Explain, please , why if atoms are randomly located only cosines average out?? If phase differences are not definite, phases are also all different. So whole vectors (Fig. 29–9) must average out. In Ch. 32-5 Feynman says that vectors can average out, but only in solids with beautiful pattern. But in beautiful pattern (say cubic lattice) all phase differences of adjacent layers are constant and phases of single layer atoms' oscillations are also constant.

In Ch. 32-4 does Feynman mean that phases of vectors are constant in time?Username160611000000 (talk) 15:57, 2 November 2016 (UTC)[reply]

I don't see him saying the light is scattered non-uniformly there - he gets to the blue sky on the basis that light at different frequencies is scattered by different degrees. The bluer light moves the electrons in any given atom around more (per unit energy) than the redder light; therefore, it is scattered more. I think.

There's actually something more intriguing in this chapter - the statement in 32-1 that it is unknown what the force from an electron pushes against when it resists acceleration due to its electromagnetic radiation. I find myself wondering if it might push against the same thing an Emdrive pushes against. Wnt (talk) 21:43, 2 November 2016 (UTC)[reply]

But what can we say about the amount of re-radiated light in some other direction? Ordinarily, if the atoms are very beautifully located in a nice pattern, it is easy to show that we get nothing in other directions, because we are adding a lot of vectors with their phases always changing, and the result comes to zero. - It seems some materials can absorb radiation from side face of crystal, I'm not sure. But I still don't understand in case of sky (where atoms are randomly located), why does not initial phase of atoms average out? If atoms are located randomly, then incident light reaches each atom in different time, so drives electrons with different initial phase(actually initial phase is same as initial phase of incident wave but at any moment of time every atom will have absolutely random total phase as function of its random position). Then according to Fig. 29–9 we should add all vectors. Each vector has random angle from 0 to 360°. When cosines average out, then we get (Total Intensity) = (Intensity from one atom)•(Number of atoms) or A_R²=A₁²+A₂²+...=A² • N . So the resultant sum vector must have length √(Number of atoms). Is there some rule that adding many vectors of equal length (say 1 unit) with random angles, sum-vector's length must be √(Number of vectors) units?? Maybe, random walk could be applied? Username160611000000 (talk) 06:44, 3 November 2016 (UTC)[reply]

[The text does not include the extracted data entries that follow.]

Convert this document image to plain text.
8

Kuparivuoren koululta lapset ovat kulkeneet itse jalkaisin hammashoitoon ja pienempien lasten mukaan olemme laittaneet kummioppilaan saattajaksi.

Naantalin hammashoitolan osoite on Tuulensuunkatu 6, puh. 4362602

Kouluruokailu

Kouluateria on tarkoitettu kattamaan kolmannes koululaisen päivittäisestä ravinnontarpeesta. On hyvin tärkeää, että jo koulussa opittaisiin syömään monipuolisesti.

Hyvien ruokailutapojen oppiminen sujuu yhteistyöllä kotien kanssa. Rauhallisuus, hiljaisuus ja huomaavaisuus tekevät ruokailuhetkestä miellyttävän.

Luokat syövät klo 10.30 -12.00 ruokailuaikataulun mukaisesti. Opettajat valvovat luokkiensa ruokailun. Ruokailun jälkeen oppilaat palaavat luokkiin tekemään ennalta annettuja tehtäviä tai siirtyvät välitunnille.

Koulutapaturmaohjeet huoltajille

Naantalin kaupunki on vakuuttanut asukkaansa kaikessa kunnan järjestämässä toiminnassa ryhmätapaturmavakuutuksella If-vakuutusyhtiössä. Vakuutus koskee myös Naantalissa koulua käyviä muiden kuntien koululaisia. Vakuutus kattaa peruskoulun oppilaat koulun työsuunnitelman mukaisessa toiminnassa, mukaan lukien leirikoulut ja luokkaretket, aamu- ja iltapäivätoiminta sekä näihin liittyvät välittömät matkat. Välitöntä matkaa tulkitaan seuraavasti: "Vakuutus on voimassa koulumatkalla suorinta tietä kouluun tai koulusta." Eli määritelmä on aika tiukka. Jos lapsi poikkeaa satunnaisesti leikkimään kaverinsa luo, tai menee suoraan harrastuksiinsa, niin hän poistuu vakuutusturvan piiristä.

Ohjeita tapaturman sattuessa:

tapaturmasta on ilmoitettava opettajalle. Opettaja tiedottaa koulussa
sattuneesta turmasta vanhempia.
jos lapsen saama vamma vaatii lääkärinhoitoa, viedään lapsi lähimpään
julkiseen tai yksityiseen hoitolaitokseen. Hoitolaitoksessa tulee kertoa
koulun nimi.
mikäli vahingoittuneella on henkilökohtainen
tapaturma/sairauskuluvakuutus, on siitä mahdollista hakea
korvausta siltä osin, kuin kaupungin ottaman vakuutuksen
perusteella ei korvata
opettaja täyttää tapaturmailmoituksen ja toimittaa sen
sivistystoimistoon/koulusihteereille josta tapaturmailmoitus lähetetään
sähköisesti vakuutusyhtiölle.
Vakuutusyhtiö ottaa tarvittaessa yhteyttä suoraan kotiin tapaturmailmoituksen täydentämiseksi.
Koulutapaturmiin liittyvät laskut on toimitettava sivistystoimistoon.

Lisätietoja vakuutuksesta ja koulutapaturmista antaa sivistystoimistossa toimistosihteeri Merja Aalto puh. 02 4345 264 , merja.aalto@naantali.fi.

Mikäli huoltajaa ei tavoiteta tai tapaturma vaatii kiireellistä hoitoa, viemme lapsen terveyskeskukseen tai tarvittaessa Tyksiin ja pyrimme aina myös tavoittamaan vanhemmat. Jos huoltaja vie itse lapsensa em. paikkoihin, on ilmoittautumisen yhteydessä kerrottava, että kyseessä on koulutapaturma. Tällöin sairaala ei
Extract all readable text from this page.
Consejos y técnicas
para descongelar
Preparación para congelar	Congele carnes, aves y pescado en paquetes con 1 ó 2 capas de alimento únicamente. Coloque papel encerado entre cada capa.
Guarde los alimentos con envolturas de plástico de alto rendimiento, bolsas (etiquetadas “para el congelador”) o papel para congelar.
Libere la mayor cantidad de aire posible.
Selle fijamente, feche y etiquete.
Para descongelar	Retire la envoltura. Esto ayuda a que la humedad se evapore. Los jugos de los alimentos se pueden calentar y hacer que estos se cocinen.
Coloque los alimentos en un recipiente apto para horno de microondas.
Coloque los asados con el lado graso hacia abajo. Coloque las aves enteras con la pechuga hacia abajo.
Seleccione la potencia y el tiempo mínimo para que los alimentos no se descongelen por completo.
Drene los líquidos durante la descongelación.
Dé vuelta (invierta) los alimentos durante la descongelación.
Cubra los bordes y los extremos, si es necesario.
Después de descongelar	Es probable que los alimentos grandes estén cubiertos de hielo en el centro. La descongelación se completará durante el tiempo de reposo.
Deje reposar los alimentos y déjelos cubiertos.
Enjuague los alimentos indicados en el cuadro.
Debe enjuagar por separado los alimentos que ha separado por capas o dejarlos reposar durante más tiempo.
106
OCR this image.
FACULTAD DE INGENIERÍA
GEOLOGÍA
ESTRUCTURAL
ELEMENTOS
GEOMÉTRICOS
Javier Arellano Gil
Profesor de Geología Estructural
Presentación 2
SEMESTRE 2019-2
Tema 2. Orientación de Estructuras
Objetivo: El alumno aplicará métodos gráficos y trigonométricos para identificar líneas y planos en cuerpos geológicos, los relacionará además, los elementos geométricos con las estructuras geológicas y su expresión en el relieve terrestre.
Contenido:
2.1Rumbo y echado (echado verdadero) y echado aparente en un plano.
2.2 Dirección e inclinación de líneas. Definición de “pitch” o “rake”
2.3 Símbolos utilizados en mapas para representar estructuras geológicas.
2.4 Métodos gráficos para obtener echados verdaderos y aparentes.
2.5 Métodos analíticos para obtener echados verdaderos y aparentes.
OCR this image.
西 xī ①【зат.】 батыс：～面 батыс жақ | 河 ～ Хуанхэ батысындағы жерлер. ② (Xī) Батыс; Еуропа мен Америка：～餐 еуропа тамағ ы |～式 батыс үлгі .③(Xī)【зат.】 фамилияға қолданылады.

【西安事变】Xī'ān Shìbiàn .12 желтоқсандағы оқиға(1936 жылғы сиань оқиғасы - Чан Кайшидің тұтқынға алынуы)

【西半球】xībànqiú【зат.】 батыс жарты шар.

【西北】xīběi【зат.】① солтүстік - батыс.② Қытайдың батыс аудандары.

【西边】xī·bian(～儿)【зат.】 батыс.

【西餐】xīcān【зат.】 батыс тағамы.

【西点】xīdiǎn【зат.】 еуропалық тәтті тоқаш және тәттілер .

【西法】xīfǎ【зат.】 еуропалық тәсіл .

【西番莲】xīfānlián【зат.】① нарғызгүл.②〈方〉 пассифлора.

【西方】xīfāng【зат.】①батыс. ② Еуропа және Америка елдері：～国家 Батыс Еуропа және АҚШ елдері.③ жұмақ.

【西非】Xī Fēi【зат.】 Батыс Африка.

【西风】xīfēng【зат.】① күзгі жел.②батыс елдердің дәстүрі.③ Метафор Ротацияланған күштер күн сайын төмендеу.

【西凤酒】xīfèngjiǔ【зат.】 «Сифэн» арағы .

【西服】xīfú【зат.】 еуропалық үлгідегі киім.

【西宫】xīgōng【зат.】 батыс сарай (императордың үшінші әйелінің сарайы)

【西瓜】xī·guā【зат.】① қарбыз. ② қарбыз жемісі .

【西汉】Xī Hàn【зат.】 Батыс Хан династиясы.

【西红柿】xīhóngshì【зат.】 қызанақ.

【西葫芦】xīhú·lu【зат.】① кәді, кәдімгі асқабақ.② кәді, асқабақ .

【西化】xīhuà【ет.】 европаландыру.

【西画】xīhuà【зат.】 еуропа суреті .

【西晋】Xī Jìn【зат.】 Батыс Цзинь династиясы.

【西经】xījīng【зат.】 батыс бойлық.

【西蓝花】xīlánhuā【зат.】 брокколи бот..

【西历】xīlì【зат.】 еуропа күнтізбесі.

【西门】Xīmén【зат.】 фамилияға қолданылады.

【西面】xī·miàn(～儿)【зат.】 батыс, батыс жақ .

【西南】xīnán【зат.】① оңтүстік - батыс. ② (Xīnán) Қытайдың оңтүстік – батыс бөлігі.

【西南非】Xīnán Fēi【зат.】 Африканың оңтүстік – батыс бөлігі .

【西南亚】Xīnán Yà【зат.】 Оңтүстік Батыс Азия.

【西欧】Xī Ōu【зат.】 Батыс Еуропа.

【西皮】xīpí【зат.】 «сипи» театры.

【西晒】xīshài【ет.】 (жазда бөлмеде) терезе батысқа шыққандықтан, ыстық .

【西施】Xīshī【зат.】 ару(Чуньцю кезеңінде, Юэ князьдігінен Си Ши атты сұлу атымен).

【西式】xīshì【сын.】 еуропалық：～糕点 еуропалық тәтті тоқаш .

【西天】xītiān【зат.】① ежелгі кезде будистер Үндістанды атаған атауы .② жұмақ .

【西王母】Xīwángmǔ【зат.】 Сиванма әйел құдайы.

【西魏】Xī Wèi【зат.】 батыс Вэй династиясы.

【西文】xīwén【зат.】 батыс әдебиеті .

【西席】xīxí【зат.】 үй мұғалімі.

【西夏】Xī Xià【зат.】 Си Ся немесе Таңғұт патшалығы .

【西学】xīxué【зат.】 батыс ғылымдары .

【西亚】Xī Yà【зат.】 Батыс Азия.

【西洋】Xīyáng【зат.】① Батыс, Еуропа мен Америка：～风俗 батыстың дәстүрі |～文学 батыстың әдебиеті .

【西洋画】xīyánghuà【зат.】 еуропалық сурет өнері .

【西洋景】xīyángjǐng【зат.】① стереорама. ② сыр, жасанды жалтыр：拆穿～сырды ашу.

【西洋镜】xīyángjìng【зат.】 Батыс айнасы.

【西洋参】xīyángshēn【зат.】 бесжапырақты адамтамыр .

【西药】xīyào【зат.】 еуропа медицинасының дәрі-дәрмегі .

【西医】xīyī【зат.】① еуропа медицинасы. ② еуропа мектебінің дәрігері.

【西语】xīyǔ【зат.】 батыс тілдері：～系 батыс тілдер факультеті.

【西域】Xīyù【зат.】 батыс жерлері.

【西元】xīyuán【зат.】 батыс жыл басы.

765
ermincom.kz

Oh boy, that's a tough one after all. I mean, the spots on a piece of film used for crystallography are not mathematical points - there's some fuzziness about it, and I was thinking that meant it wasn't truly zero when misaligned, but a source like [3] does very little to encourage such thinking. Intuitively, I'd think that if you take a crystal and smash it into a bunch of little pieces before you do the crystallography, you have the little dots scattered out all over the film with the limit case of a universal low background of scattering. But why would the phases in a misaligned crystal be more random and cancel out better than the phases in a smashed crystal? I wonder if it has to do with them not being random - in the misaligned crystal you have atoms in a neat series, with every phase represented equally, whereas in a gas I suppose by chance you might have more at one phase than another. But that's probably not it... hmmm... Wnt (talk) 01:04, 4 November 2016 (UTC)[reply]